Conical roofs over the tomb of Şêx Adî in Lalish
|De facto control|| Kurdistan Region|
as part of Dohuk Governorate
|Founded||circa 2000 BCE|
Lalish (Kurdish: لالش ,Laliş, also known as Lalişa Nûranî) is a mountain valley and temple in Kurdistan Region in Iraq. It is the holiest temple of the Yazidis. It is the location of the tomb of Sheikh Adi ibn Musafir, a central figure of the Yazidi faith.
The temple is above the town of Shekhan, which had the second largest population of Yazidi prior to the persecution of Yazidis by ISIL. The temple is about sixty kilometers north of Mosul and 14 kilometers west from the village Ayn Sifna. The temple is built at about 1000 meters above sea level and situated between three mountains, Hizrat in the west, Misat in the south and Arafat in the north.
At least once in their lifetime, Yazidis are expected to make a six-day pilgrimage to Lalish to visit the tomb of Şêx Adî and other sacred places. These other sacred places are shrines dedicated to other holy beings. There are two sacred springs called Zamzam and the Kāniyā spring (White Spring). Below Sheikh Adi's sanctuary, which also includes the tomb of Sheikh Hesen is situated a cave.
Lalish is also the location of pirrā selāt (Ṣerāṭ Bridge) and a mountain called Mt. ʿErefāt which has sites significant in other faiths. Yazidis living in the region are also expected to make a yearly pilgrimage to attend the autumn seven-day Feast of the Assembly, which is celebrated from 23 Aylūl to 1 Tašrīn I.

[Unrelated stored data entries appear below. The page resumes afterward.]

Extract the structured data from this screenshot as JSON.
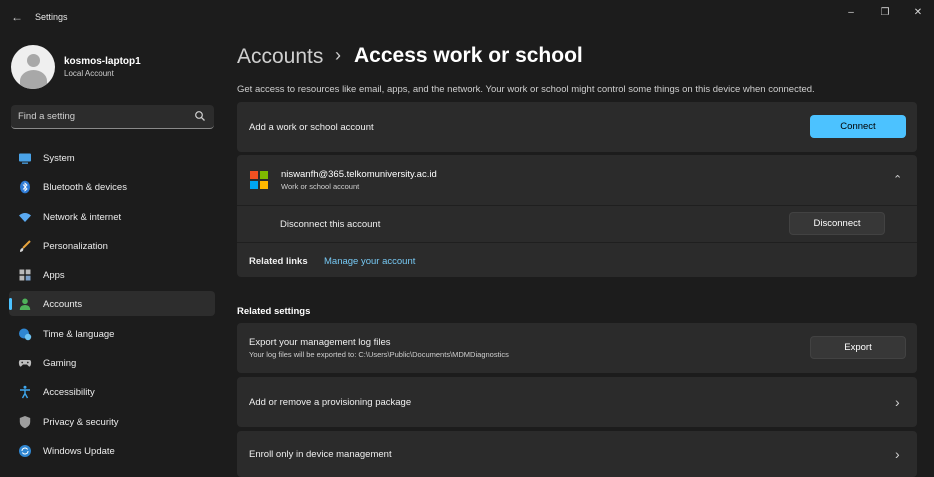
{
  "window": {
    "app_title": "Settings",
    "controls": {
      "minimize": "–",
      "maximize": "❐",
      "close": "✕"
    }
  },
  "user": {
    "name": "kosmos-laptop1",
    "account_type": "Local Account"
  },
  "search": {
    "placeholder": "Find a setting",
    "icon": "search-icon"
  },
  "nav": [
    {
      "label": "System",
      "icon": "system-icon"
    },
    {
      "label": "Bluetooth & devices",
      "icon": "bluetooth-icon"
    },
    {
      "label": "Network & internet",
      "icon": "wifi-icon"
    },
    {
      "label": "Personalization",
      "icon": "brush-icon"
    },
    {
      "label": "Apps",
      "icon": "apps-icon"
    },
    {
      "label": "Accounts",
      "icon": "person-icon",
      "active": true
    },
    {
      "label": "Time & language",
      "icon": "globe-clock-icon"
    },
    {
      "label": "Gaming",
      "icon": "gamepad-icon"
    },
    {
      "label": "Accessibility",
      "icon": "accessibility-icon"
    },
    {
      "label": "Privacy & security",
      "icon": "shield-icon"
    },
    {
      "label": "Windows Update",
      "icon": "update-icon"
    }
  ],
  "header": {
    "breadcrumb": "Accounts",
    "separator": "›",
    "title": "Access work or school",
    "description": "Get access to resources like email, apps, and the network. Your work or school might control some things on this device when connected."
  },
  "add_account": {
    "label": "Add a work or school account",
    "button": "Connect"
  },
  "account": {
    "email": "niswanfh@365.telkomuniversity.ac.id",
    "type": "Work or school account",
    "disconnect_label": "Disconnect this account",
    "disconnect_button": "Disconnect",
    "related_links_label": "Related links",
    "manage_link": "Manage your account"
  },
  "related_settings": {
    "title": "Related settings",
    "export": {
      "label": "Export your management log files",
      "sub": "Your log files will be exported to: C:\\Users\\Public\\Documents\\MDMDiagnostics",
      "button": "Export"
    },
    "provisioning": "Add or remove a provisioning package",
    "enroll": "Enroll only in device management"
  },
  "colors": {
    "accent": "#4cc2ff",
    "background": "#1c1c1c",
    "card": "#2b2b2b",
    "link": "#76c8f3",
    "ms_red": "#f25022",
    "ms_green": "#7fba00",
    "ms_blue": "#00a4ef",
    "ms_yellow": "#ffb900"
  }
}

Lalish Temple dates back about 4000 years.
Beginning on 3 August 2014, Yazidi refugees fled from Sinjar and took shelter in the temple after the Islamic State of Iraq and the Levant placed Sinjar and its environs under siege. When some 50,000 Yezidis trapped on Sinjar Mountain were freed by way of a land corridor opened by the Peoples's Protection Units (YPG) and Kurdistan Workers' Party (PKK), the majority fled through Syria and circled around the north of the Sinjar mountain range to reach Lalish and Shekhan in Kurdistan Region.